O número de deslocados no Líbano também saltou de forma intensa nos últimos dias.

“Faz pouco mais de uma semana desde o início da nova escalada do conflito, em 2 de março, quando os alertas de evacuação israelenses para moradores de mais de 53 vilarejos e áreas densamente povoadas no Líbano, juntamente com a intensificação dos ataques aéreos, forçaram famílias em todo o país a fugir em questão de minutos.

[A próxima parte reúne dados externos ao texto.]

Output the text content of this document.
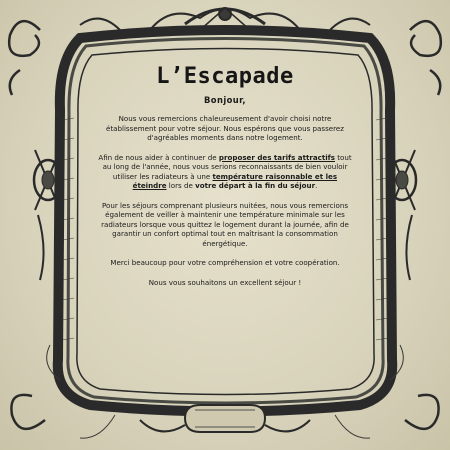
L’Escapade
Bonjour,

Nous vous remercions chaleureusement d'avoir choisi notre établissement pour votre séjour. Nous espérons que vous passerez d'agréables moments dans notre logement.

Afin de nous aider à continuer de proposer des tarifs attractifs tout au long de l'année, nous vous serions reconnaissants de bien vouloir utiliser les radiateurs à une température raisonnable et les éteindre lors de votre départ à la fin du séjour.

Pour les séjours comprenant plusieurs nuitées, nous vous remercions également de veiller à maintenir une température minimale sur les radiateurs lorsque vous quittez le logement durant la journée, afin de garantir un confort optimal tout en maîtrisant la consommation énergétique.

Merci beaucoup pour votre compréhension et votre coopération.

Nous vous souhaitons un excellent séjour !
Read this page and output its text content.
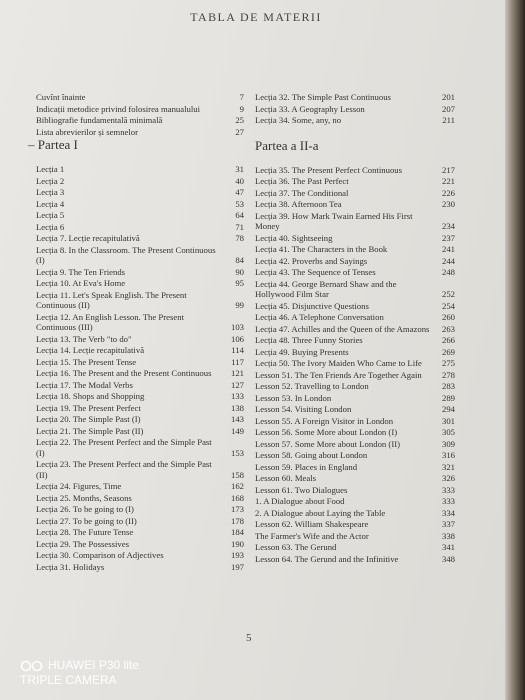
TABLA DE MATERII
Cuvînt înainte	7
Indicații metodice privind folosirea manualului	9
Bibliografie fundamentală minimală	25
Lista abrevierilor și semnelor	27
– Partea I
Lecția 1	31
Lecția 2	40
Lecția 3	47
Lecția 4	53
Lecția 5	64
Lecția 6	71
Lecția 7. Lecție recapitulativă	78
Lecția 8. In the Classroom. The Present Continuous (I)	84
Lecția 9. The Ten Friends	90
Lecția 10. At Eva's Home	95
Lecția 11. Let's Speak English. The Present Continuous (II)	99
Lecția 12. An English Lesson. The Present Continuous (III)	103
Lecția 13. The Verb "to do"	106
Lecția 14. Lecție recapitulativă	114
Lecția 15. The Present Tense	117
Lecția 16. The Present and the Present Continuous	121
Lecția 17. The Modal Verbs	127
Lecția 18. Shops and Shopping	133
Lecția 19. The Present Perfect	138
Lecția 20. The Simple Past (I)	143
Lecția 21. The Simple Past (II)	149
Lecția 22. The Present Perfect and the Simple Past (I)	153
Lecția 23. The Present Perfect and the Simple Past (II)	158
Lecția 24. Figures, Time	162
Lecția 25. Months, Seasons	168
Lecția 26. To be going to (I)	173
Lecția 27. To be going to (II)	178
Lecția 28. The Future Tense	184
Lecția 29. The Possessives	190
Lecția 30. Comparison of Adjectives	193
Lecția 31. Holidays	197
Lecția 32. The Simple Past Continuous	201
Lecția 33. A Geography Lesson	207
Lecția 34. Some, any, no	211
Partea a II-a
Lecția 35. The Present Perfect Continuous	217
Lecția 36. The Past Perfect	221
Lecția 37. The Conditional	226
Lecția 38. Afternoon Tea	230
Lecția 39. How Mark Twain Earned His First Money	234
Lecția 40. Sightseeing	237
Lecția 41. The Characters in the Book	241
Lecția 42. Proverbs and Sayings	244
Lecția 43. The Sequence of Tenses	248
Lecția 44. George Bernard Shaw and the Hollywood Film Star	252
Lecția 45. Disjunctive Questions	254
Lecția 46. A Telephone Conversation	260
Lecția 47. Achilles and the Queen of the Amazons	263
Lecția 48. Three Funny Stories	266
Lecția 49. Buying Presents	269
Lecția 50. The Ivory Maiden Who Came to Life	275
Lesson 51. The Ten Friends Are Together Again	278
Lesson 52. Travelling to London	283
Lesson 53. In London	289
Lesson 54. Visiting London	294
Lesson 55. A Foreign Visitor in London	301
Lesson 56. Some More about London (I)	305
Lesson 57. Some More about London (II)	309
Lesson 58. Going about London	316
Lesson 59. Places in England	321
Lesson 60. Meals	326
Lesson 61. Two Dialogues	333
1. A Dialogue about Food	333
2. A Dialogue about Laying the Table	334
Lesson 62. William Shakespeare	337
The Farmer's Wife and the Actor	338
Lesson 63. The Gerund	341
Lesson 64. The Gerund and the Infinitive	348
5
HUAWEI P30 lite
TRIPLE CAMERA
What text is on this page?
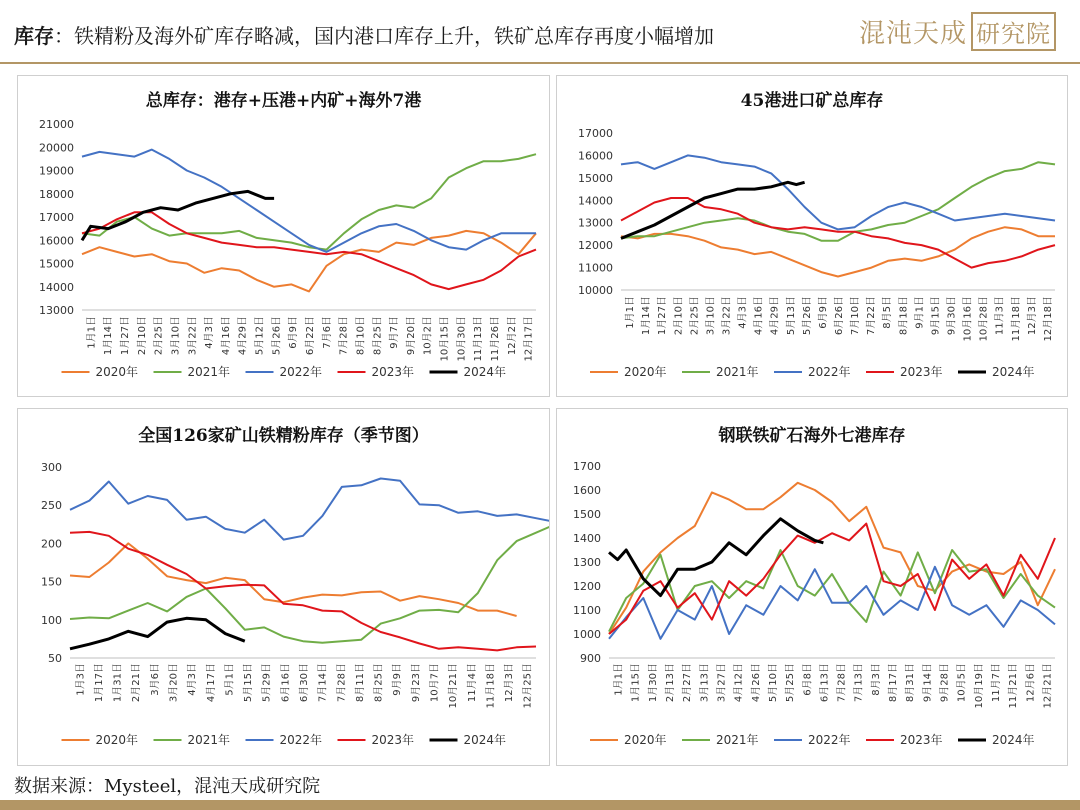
库存：铁精粉及海外矿库存略减，国内港口库存上升，铁矿总库存再度小幅增加	混沌天成 研究院
总库存：港存+压港+内矿+海外7港
13000
14000
15000
16000
17000
18000
19000
20000
21000
1月1日 1月14日 1月27日 2月10日 2月25日 3月10日 3月22日 4月3日 4月16日 4月29日 5月12日 5月26日 6月9日 6月22日 7月6日 7月28日 8月10日 8月25日 9月7日 9月20日 10月2日 10月15日 10月30日 11月13日 11月26日 12月2日 12月17日
2020年	2021年	2022年	2023年	2024年
45港进口矿总库存
10000
11000
12000
13000
14000
15000
16000
17000
1月1日 1月14日 1月27日 2月10日 2月25日 3月10日 3月22日 4月3日 4月16日 4月29日 5月13日 5月26日 6月9日 6月26日 7月10日 7月22日 8月5日 8月18日 9月1日 9月15日 9月30日 10月16日 10月28日 11月3日 11月18日 12月3日 12月18日
2020年	2021年	2022年	2023年	2024年
全国126家矿山铁精粉库存（季节图）
50
100
150
200
250
300
1月3日 1月17日 1月31日 2月21日 3月6日 3月20日 4月3日 4月17日 5月1日 5月15日 5月29日 6月16日 6月30日 7月14日 7月28日 8月11日 8月25日 9月9日 9月23日 10月7日 10月21日 11月4日 11月18日 12月3日 12月25日
2020年	2021年	2022年	2023年	2024年
钢联铁矿石海外七港库存
900
1000
1100
1200
1300
1400
1500
1600
1700
1月1日 1月15日 1月30日 2月13日 2月27日 3月13日 3月27日 4月12日 4月26日 5月10日 5月25日 6月8日 6月13日 7月28日 7月13日 8月3日 8月17日 8月31日 9月14日 9月28日 10月5日 10月19日 11月7日 11月21日 12月6日 12月21日
2020年	2021年	2022年	2023年	2024年
数据来源：Mysteel，混沌天成研究院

Vidas foram drasticamente afetadas”, disse a representante do Alto Comissariado da ONU para Refugiados no Líbano, Karolina Lindholm Billing.

“Segundo as autoridades, até hoje, mais de 667 mil pessoas no Líbano se registraram na plataforma online do governo para deslocados – um aumento de mais de 100 mil em apenas um dia – e os números continuam a subir”, disse.

Segundo ela, cerca de 120 mil dos deslocados estão abrigados em locais coletivos designados pelo governo, enquanto muitos outros estão com parentes ou amigos, ou ainda procuram acomodação.

“Muitos – frequentemente deslocados pela segunda vez desde o início das hostilidades em 2024 – fugiram às pressas, praticamente sem nada, buscando segurança em Beirute, no Monte Líbano, nos distritos do norte e em partes do Vale do Bekaa”, disse.

“Durante uma visita ontem a um abrigo em Beirute, conheci uma senhora de 90 anos que perdeu 11 membros da família nos atentados de 2024. Ela agora está novamente deslocada, hospedada na mesma escola que foi transformada em abrigo. Histórias como a dela ilustram o medo, a incerteza e o trauma repetido que as famílias enfrentam”, lamentou.

A ONU também registra fluxos de refugiados para a Síria. “Mais de 78.000 sírios entraram no país vindos do Líbano desde o início da escalada do conflito, além de mais de 7.700 libaneses”, disse a porta-voz.